A cost of 106 instructions for something that will only emit a handful of instructions? (see sext_v16i32_v16i64 from llvm/test/CodeGen/AArch64/sve-fixed-length-int-extends.ll).

Instead, you want to calculate the number of legal scalable vector types it takes to hold the fixed length vector. There's probably room here for a helper function as this logic is likely to be common across all such cost functions.

Corrected cost calculation for operations that were not mentioned in AArch64TTIImpl::getCastInstrCost ConversionTbl, by assuming fixed vector costs over SVE registers are equal to scalable vector cost.

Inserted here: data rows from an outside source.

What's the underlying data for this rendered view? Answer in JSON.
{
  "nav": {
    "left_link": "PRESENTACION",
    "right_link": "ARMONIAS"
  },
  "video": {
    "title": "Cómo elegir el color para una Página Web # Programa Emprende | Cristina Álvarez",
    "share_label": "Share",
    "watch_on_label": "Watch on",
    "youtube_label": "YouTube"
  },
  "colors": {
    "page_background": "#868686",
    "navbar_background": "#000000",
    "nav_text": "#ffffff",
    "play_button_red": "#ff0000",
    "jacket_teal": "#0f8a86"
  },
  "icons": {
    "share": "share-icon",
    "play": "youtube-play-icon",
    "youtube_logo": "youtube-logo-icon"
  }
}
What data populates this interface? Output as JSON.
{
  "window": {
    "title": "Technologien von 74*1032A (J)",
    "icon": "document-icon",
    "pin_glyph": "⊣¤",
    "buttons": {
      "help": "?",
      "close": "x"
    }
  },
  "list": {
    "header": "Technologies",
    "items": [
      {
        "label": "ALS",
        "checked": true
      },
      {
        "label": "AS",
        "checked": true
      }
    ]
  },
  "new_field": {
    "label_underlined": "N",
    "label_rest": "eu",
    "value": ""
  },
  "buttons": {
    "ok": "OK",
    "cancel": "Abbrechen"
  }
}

sorry, I found typo in proposed change.

peterwaller-arm added inline comments.Nov 1 2022, 9:44 AM
llvm/lib/Target/AArch64/AArch64TargetTransformInfo.cpp
2229

Src and Dst look to be defined identically here, is that intentional?

dtemirbulatov marked an inline comment as done.Nov 1 2022, 9:47 AM
dtemirbulatov added inline comments.
llvm/lib/Target/AArch64/AArch64TargetTransformInfo.cpp
2229

no, it is another typo.

dtemirbulatov marked an inline comment as done.

Fixed typo.

peterwaller-arm added inline comments.Nov 2 2022, 6:06 AM
llvm/test/Analysis/CostModel/AArch64/cast.ll
1499

These costs look high, consider:

define <16 x float> @f(<16 x i8> %v) {
  %1 = sitofp <16 x i8> %v to <16 x float>
  ret <16 x float> %1
}

The codegen I see with llc -mtriple=aarch64 -mattr=+sve -aarch64-sve-vector-bits-min=2048, for example:

ptrue   p0.s, vl16
sunpklo z0.h, z0.b
sunpklo z0.s, z0.h
scvtf   z0.s, p0/m, z0.s
st1w    { z0.s }, p0, [x8]
ret

I suspect there are more where this isn't quite right but I discovered this one by cherry picking. If I'm right, let's make sure this one is fixed and then iterate.

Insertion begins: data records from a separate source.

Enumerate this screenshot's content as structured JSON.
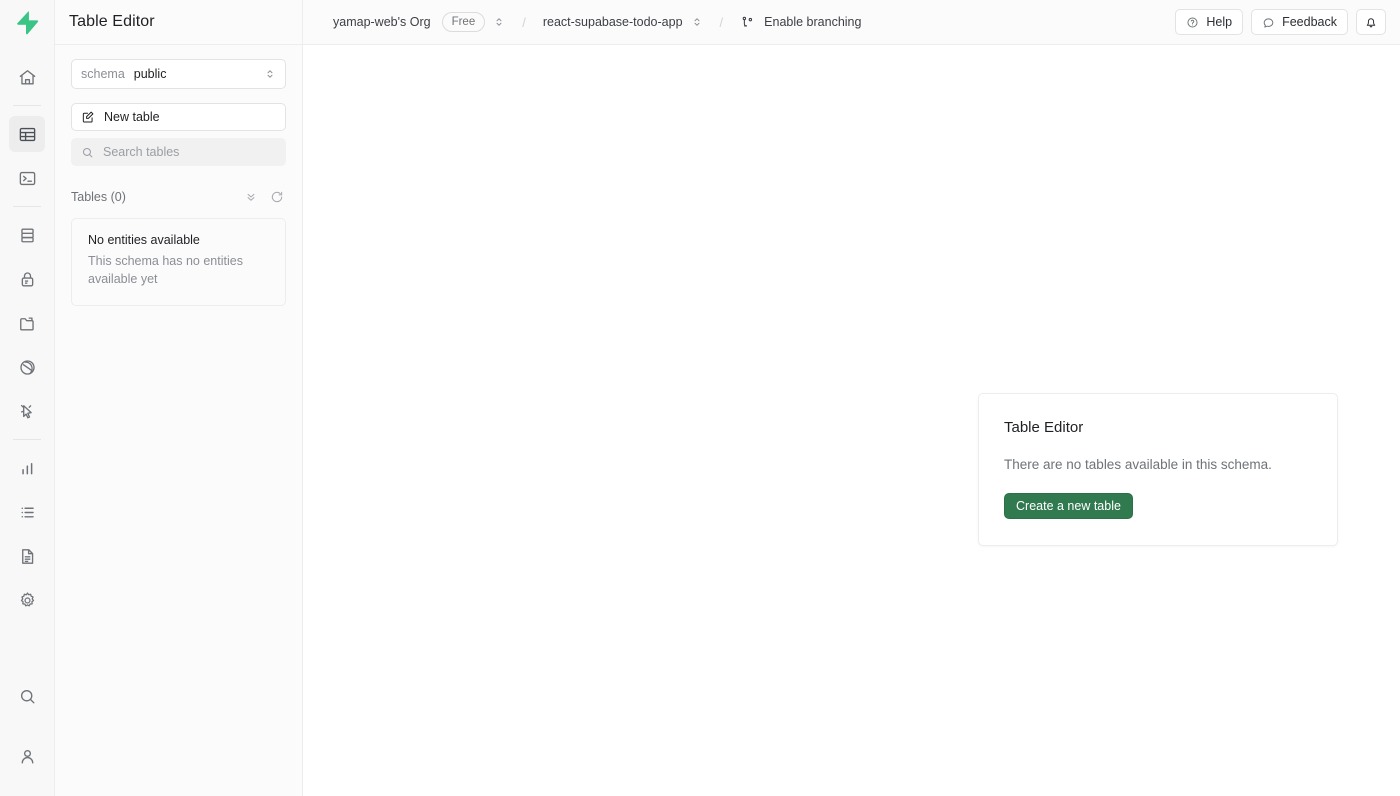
{
  "app": {
    "logo_icon": "supabase-bolt-logo",
    "brand_color": "#3ecf8e"
  },
  "rail": {
    "items": [
      {
        "name": "home",
        "icon": "home-icon",
        "active": false
      },
      {
        "name": "table-editor",
        "icon": "table-icon",
        "active": true
      },
      {
        "name": "sql-editor",
        "icon": "terminal-icon",
        "active": false
      },
      {
        "name": "database",
        "icon": "database-icon",
        "active": false
      },
      {
        "name": "authentication",
        "icon": "lock-icon",
        "active": false
      },
      {
        "name": "storage",
        "icon": "folder-icon",
        "active": false
      },
      {
        "name": "realtime",
        "icon": "realtime-icon",
        "active": false
      },
      {
        "name": "edge-functions",
        "icon": "edge-functions-icon",
        "active": false
      },
      {
        "name": "reports",
        "icon": "bar-chart-icon",
        "active": false
      },
      {
        "name": "logs",
        "icon": "list-icon",
        "active": false
      },
      {
        "name": "api-docs",
        "icon": "document-icon",
        "active": false
      },
      {
        "name": "project-settings",
        "icon": "gear-icon",
        "active": false
      }
    ],
    "bottom_items": [
      {
        "name": "search",
        "icon": "search-icon"
      },
      {
        "name": "account",
        "icon": "user-icon"
      }
    ]
  },
  "header": {
    "title": "Table Editor"
  },
  "topbar": {
    "org_name": "yamap-web's Org",
    "plan_badge": "Free",
    "project_name": "react-supabase-todo-app",
    "separator": "/",
    "branching_label": "Enable branching",
    "branching_icon": "git-branch-icon",
    "help_label": "Help",
    "help_icon": "question-circle-icon",
    "feedback_label": "Feedback",
    "feedback_icon": "chat-bubble-icon",
    "notifications_icon": "bell-icon"
  },
  "sidebar": {
    "schema": {
      "label": "schema",
      "value": "public",
      "chevron_icon": "chevron-up-down-icon"
    },
    "new_table": {
      "label": "New table",
      "icon": "edit-square-icon"
    },
    "search": {
      "placeholder": "Search tables",
      "value": "",
      "icon": "search-icon"
    },
    "tables_header": {
      "label": "Tables (0)",
      "collapse_icon": "chevrons-down-icon",
      "refresh_icon": "refresh-icon"
    },
    "empty_entities": {
      "title": "No entities available",
      "description": "This schema has no entities available yet"
    }
  },
  "main": {
    "empty_card": {
      "title": "Table Editor",
      "description": "There are no tables available in this schema.",
      "button_label": "Create a new table",
      "button_color": "#31794f"
    }
  }
}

peterwaller-arm added inline comments.Nov 2 2022, 6:18 AM
llvm/test/Analysis/CostModel/AArch64/cast.ll
1499

Through in-person discussion I've understand that the reason these costs are high is because of an issue which is different to the one you've set out to fix here, so I retract this comment.

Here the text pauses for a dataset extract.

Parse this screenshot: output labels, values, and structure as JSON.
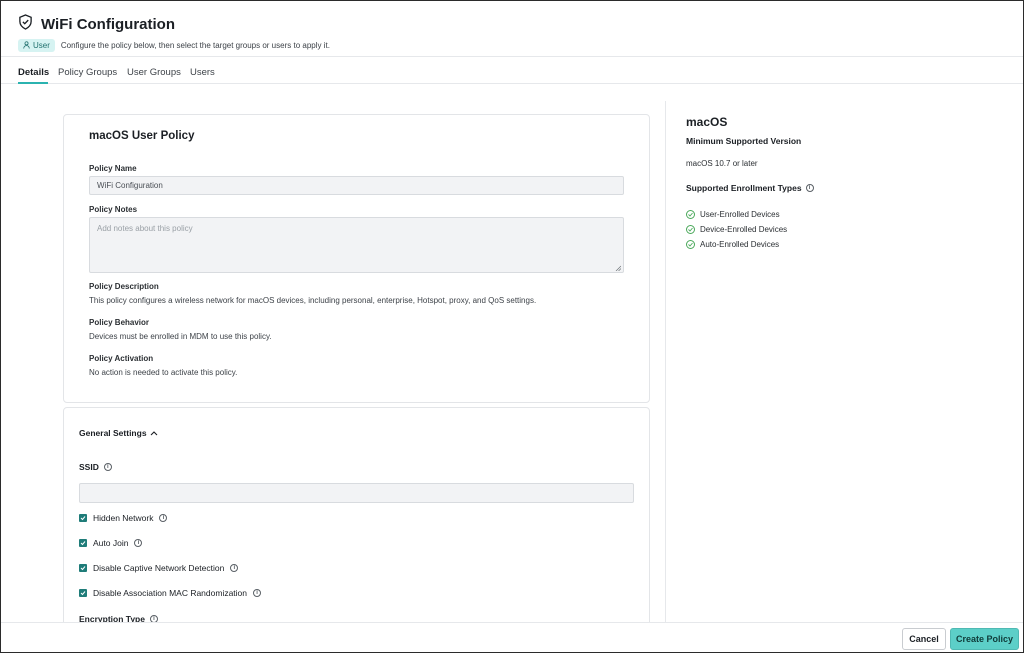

The evidence for this is that it's the same as the NEON cost. So we can leave it for the time being.

Rebased, further improved cost estimation.

Corrected calculation for a number of elements in a vector for SVE type selection for cost approximation. No cost changes in test/Analysis/CostModel/AArch64/cast.ll with this revision against the previous.

Fixed error in converting from fixed to a scalable type by assuming to represent fixed vector type to SVE chunk 128-bit register.

I found an error in the previous revision where we estimated cost for SVE based operation using NEON cost, added tests for target without NEON operations and SVE 128-bit size registers.

Avoid to look at ConvertCostTableLookup table after switching to SVE registers, but call to AArch64TTIImpl::getCastInstrCost() recursively instead.

paulwalker-arm added inline comments.Dec 1 2022, 5:53 AM
llvm/lib/Target/AArch64/AArch64TargetTransformInfo.cpp
2162

With my suggestion below (the useSVEForFixedLengthVectors one) I'm hoping you don't need these conditions?

2164

Is this necessary? If it is then I'd expect it to be covered by the following call to getCastInstrCost.

2168–2170

I think this can be simplified to just ((ST->useSVEForFixedLengthVectors() && WiderTy.getFixedSizeInBits() > 128) || ST->forceStreamingCompatibleSVE()) because when in streaming mode we must use SVE for all vector operations.

2171

Rather than create a multiplier for the cost of one scalable vector equivalent, does creating a bigger scalable vector type not work. That way we benefit from existing code that computes the cost of legalisation rather than second guessing it.

2183–2184

Rather than create an EVT only to convert to a Type* can you create the LLVM type directly?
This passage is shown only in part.